Tulev tightened his lips slightly before speaking. “If the Syndics intend to drag their feet on any aspect of the peace treaty, Dunai will tell us.”
“Does the treaty allow us to go anywhere we want in Syndic space without their approval?” one of the heavy cruiser commanders asked. Noticing the expressions on the other captains at his question, he hastily added, “Not that I care whether they approve or not.”
“Yes, it does allow us to enter and leave Syndic territory,” Geary said. “When the treaty was being hastily negotiated with the new Syndic government, the newly in charge CEOs desperately wanted the Alliance fleet to go to Midway to defend it against the aliens, so our ability to go through Syndic territory was part of that agreement. I’m sure the Syndics intended that as a one-time deal, but our negotiators worded that part of the treaty so it’s actually open-ended.”

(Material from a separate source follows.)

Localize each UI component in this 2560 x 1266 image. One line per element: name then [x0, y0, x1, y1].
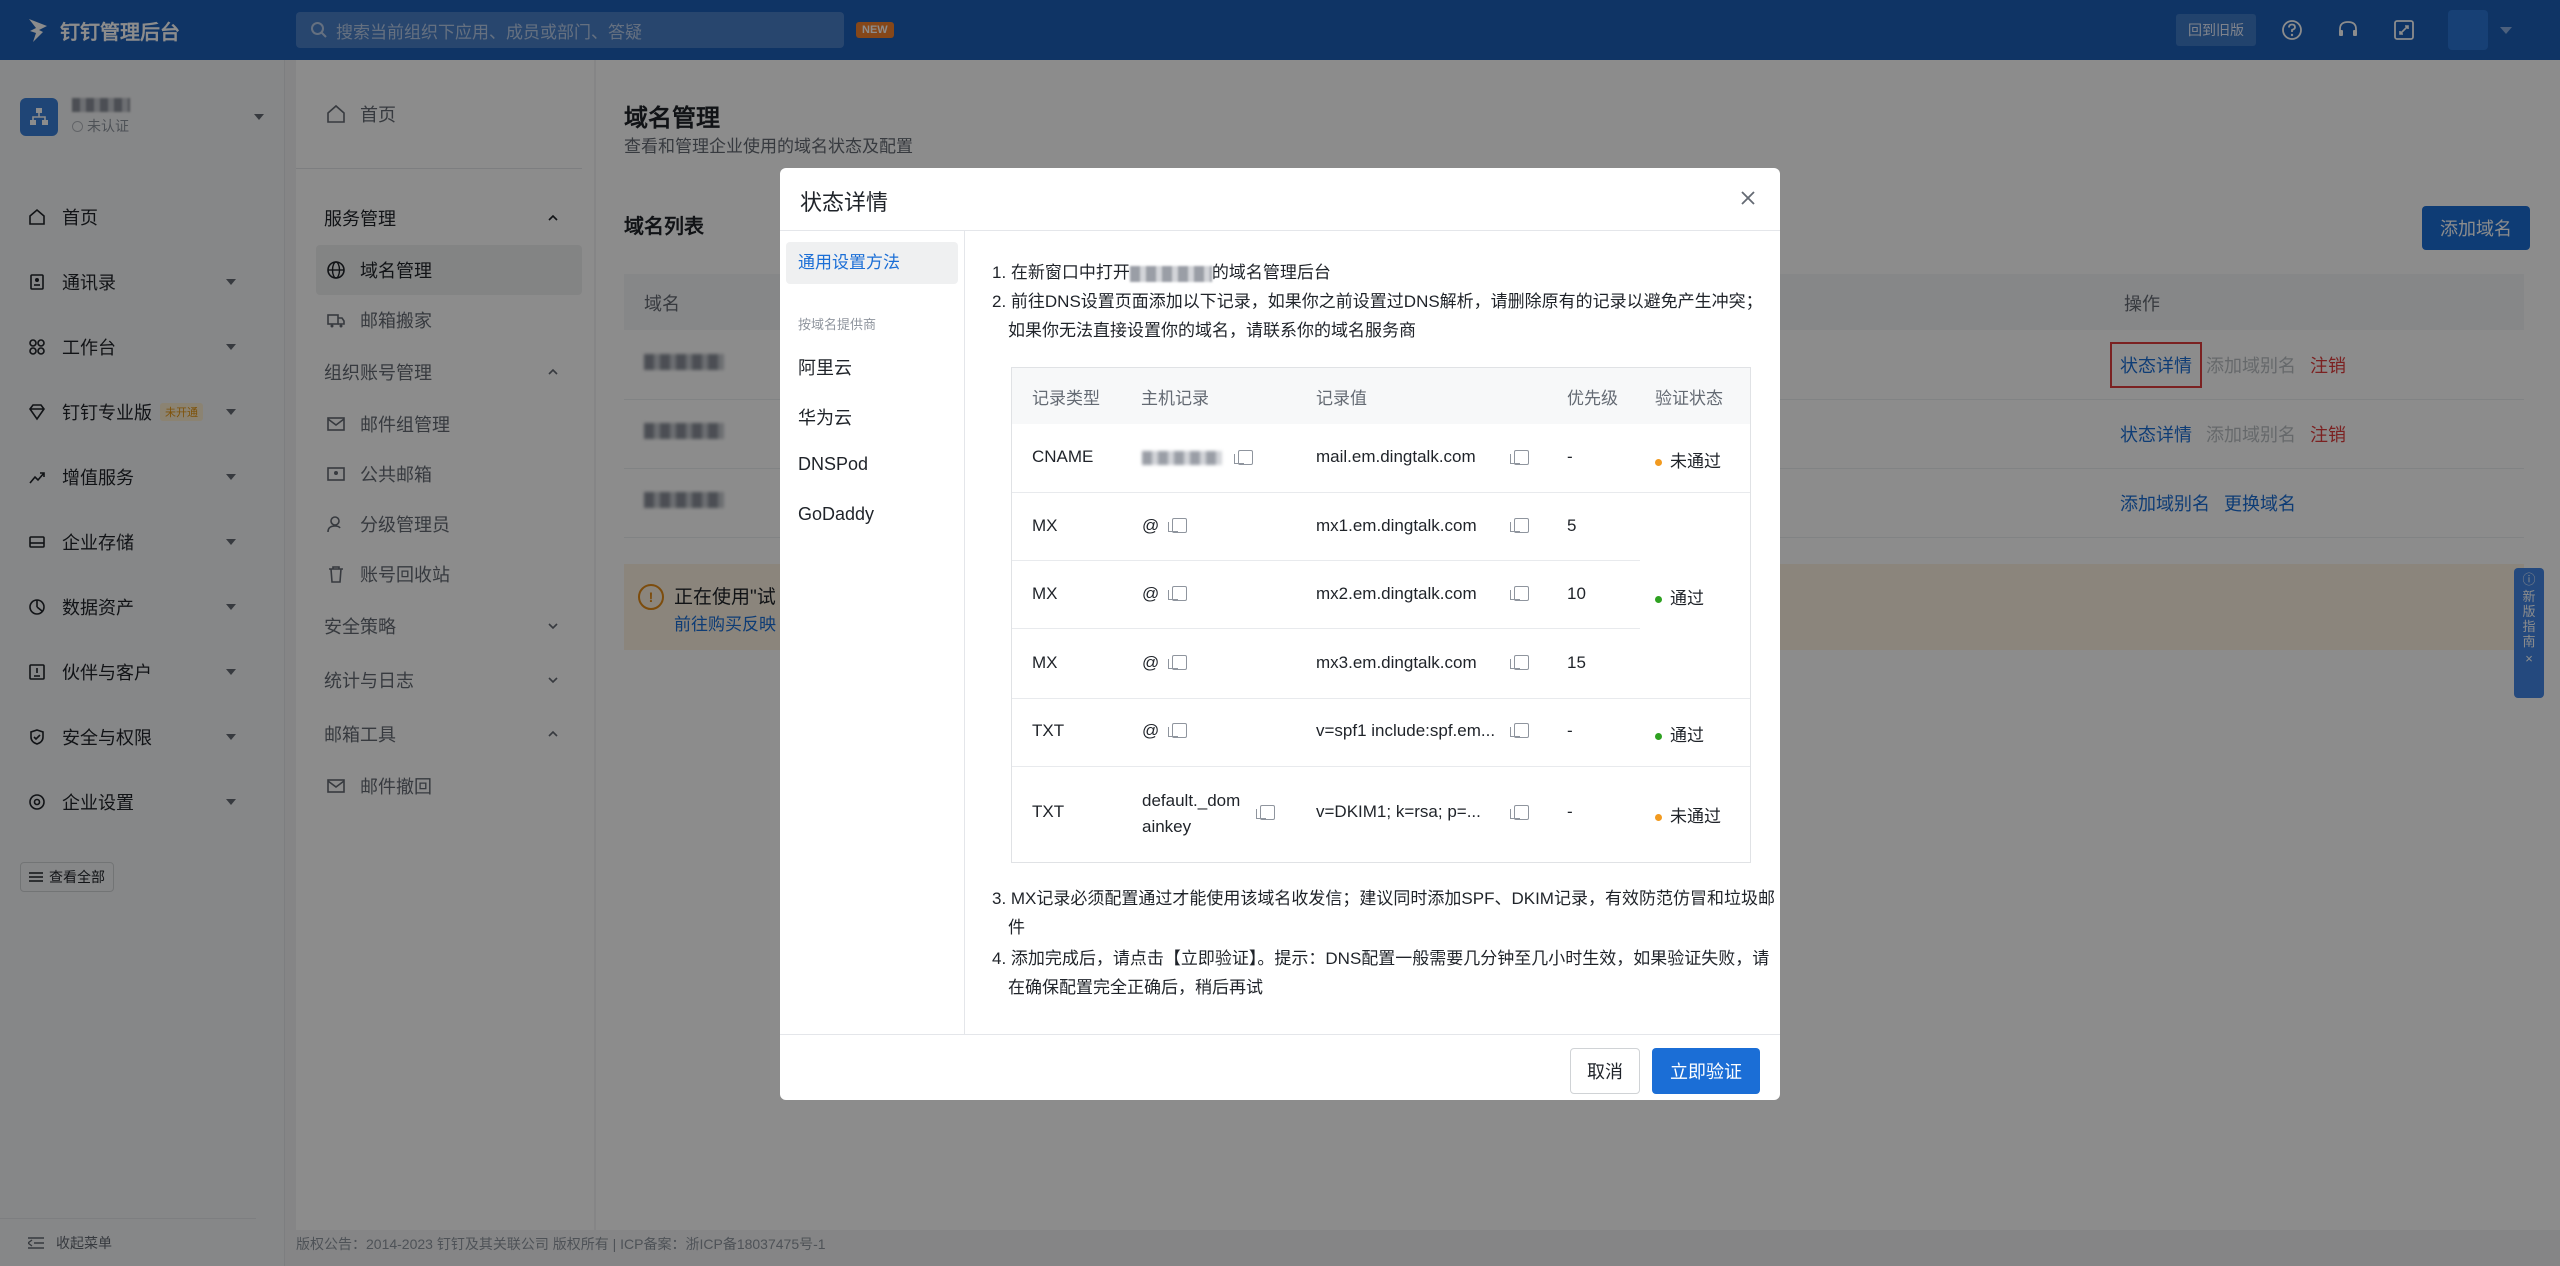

“Sometimes even our politicians come in handy,” Duellos remarked.
“I suppose they have to get something right every once in a while,” Badaya replied.
“The key,” Geary said, “is that the treaty allows our movement through Syndic space as long as we’re going to and from Midway Star System. Which we are, despite the detour to Dunai. I’m mentioning this because future missions may also require visits to Midway, not because we want to go there but because it will meet the legal requirements of the peace treaty.”